Forty-seven people were executed by Saudi Arabia in the last day or so. This bloodshed was not public as most Saudi executions are; these consisted of beheadings and firing squads and included at least four Shi’ites, Saudi Arabia is almost entirely Sunni. The executed men had been condemned for some time and many had only been accused of criticizing the Saudi government, not of committing, or even advocating, violent overthrow of the Kingdom.

Saudi Arabia is devoted to the Wahhabi sect. These people believe that the Muslim religion must be purified. Wahhabi was born about 1700 and was affiliated with the Saudi family long before they came to control the entire country. The purification process called for by Wahhabi is not very different form that advocated by ISIL. Every decision about everything should have its roots in the Koran. This obviously means no “graven images;” they were even banned by the Ten Commandments after all. People praying to plaster images of Christ or to images of saints are anathema to Muslims generally and this behavior particularly infuriates the fundamentalist Muslims who believe that statuary of all kinds should be destroyed. Of course not all Sunni Muslims are Wahhabi; many are much more modern. Most of Egypt, Turkey, Jordan and the rest of the Muslim world is Sunni, Iran is the primary Shia country.

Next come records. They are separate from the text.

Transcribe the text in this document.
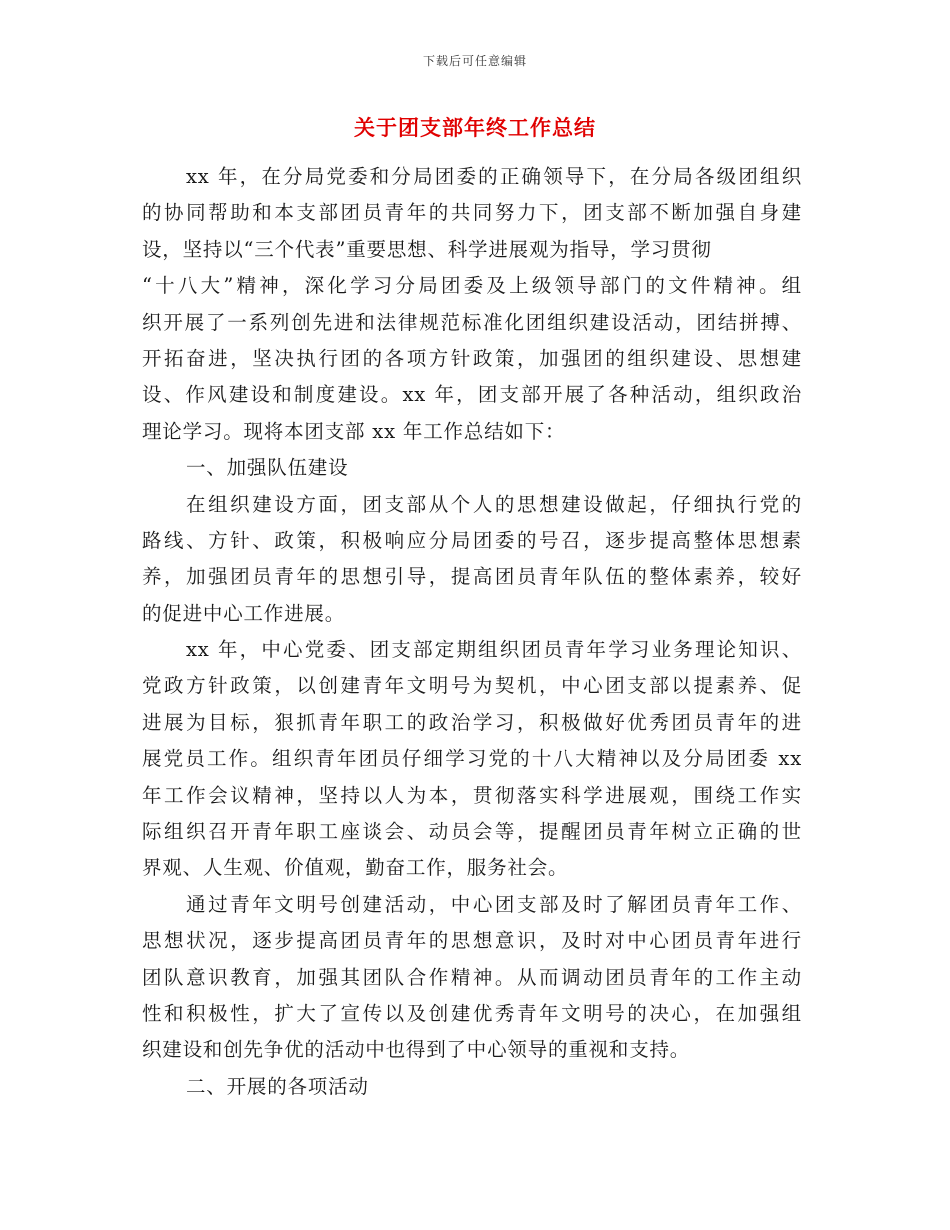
下载后可任意编辑
关于团支部年终工作总结
xx 年，在分局党委和分局团委的正确领导下，在分局各级团组织
的协同帮助和本支部团员青年的共同努力下，团支部不断加强自身建
设，坚持以“三个代表”重要思想、科学进展观为指导，学习贯彻
“十八大”精神，深化学习分局团委及上级领导部门的文件精神。组
织开展了一系列创先进和法律规范标准化团组织建设活动，团结拼搏、
开拓奋进，坚决执行团的各项方针政策，加强团的组织建设、思想建
设、作风建设和制度建设。xx 年，团支部开展了各种活动，组织政治
理论学习。现将本团支部 xx 年工作总结如下：
一、加强队伍建设
在组织建设方面，团支部从个人的思想建设做起，仔细执行党的
路线、方针、政策，积极响应分局团委的号召，逐步提高整体思想素
养，加强团员青年的思想引导，提高团员青年队伍的整体素养，较好
的促进中心工作进展。
xx 年，中心党委、团支部定期组织团员青年学习业务理论知识、
党政方针政策，以创建青年文明号为契机，中心团支部以提素养、促
进展为目标，狠抓青年职工的政治学习，积极做好优秀团员青年的进
展党员工作。组织青年团员仔细学习党的十八大精神以及分局团委 xx
年工作会议精神，坚持以人为本，贯彻落实科学进展观，围绕工作实
际组织召开青年职工座谈会、动员会等，提醒团员青年树立正确的世
界观、人生观、价值观，勤奋工作，服务社会。
通过青年文明号创建活动，中心团支部及时了解团员青年工作、
思想状况，逐步提高团员青年的思想意识，及时对中心团员青年进行
团队意识教育，加强其团队合作精神。从而调动团员青年的工作主动
性和积极性，扩大了宣传以及创建优秀青年文明号的决心，在加强组
织建设和创先争优的活动中也得到了中心领导的重视和支持。
二、开展的各项活动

Iran is a very considerable power and they were very upset that the Saudis’ had executed a venerated Shia Cleric named Namir al Namir. The Saudis insisted that he was fomenting the overthrow of the government and the Iranians insisted that he was doing no such thing. The result is that the tension between Iran and the Saudis has ratchetted up considerably. The Saudi Embassy in Iran has been trashed, set on fire and looted. While the Iranian government has said that they will catch and punish the perpetrators of this outrage. I doubt that they are in any danger. The Head of Government the Ayatollah Ali Khamenei has declared that, “God’s hand of retaliation will grip the necks of Saudi politicians.”

It’s obvious that the Saudi’s have control of the Muslim holy places, particularly Mecca. Non-Muslims are not allowed in Mecca and Muslims must make a pilgrimage to Mecca at least one during their lifetime. It is unlikely that Iran will take any military action against Saudi Arabia in spite of the huge population disparity.   About a third of the Saudi population of 27 million are not nationals while Iran has a population of close to 80 million. That is rather clearly a mismatch. With the Saudi’s sitting on all of the Muslim holy places any military action seems unlikely.


A fundamentalist branch of the Muslim religion is an efficient killing machine. Most of this killing machine has been turned against other Muslims. The Muslims fleeing to Europe and the few coming to America are trying desperately not to be consumed by this tragedy. Then we have a few Christians who claim that they can’t understand why Muslims are killing each other. Apparently they aren’t aware of the Catholic–Protestant blood baths we have had, most recently in Northern Ireland.  There is no need to detail them here; anyone with access to a computer can find that gruesome history. Nationalism and religion can each lead to disasters unless we’re careful.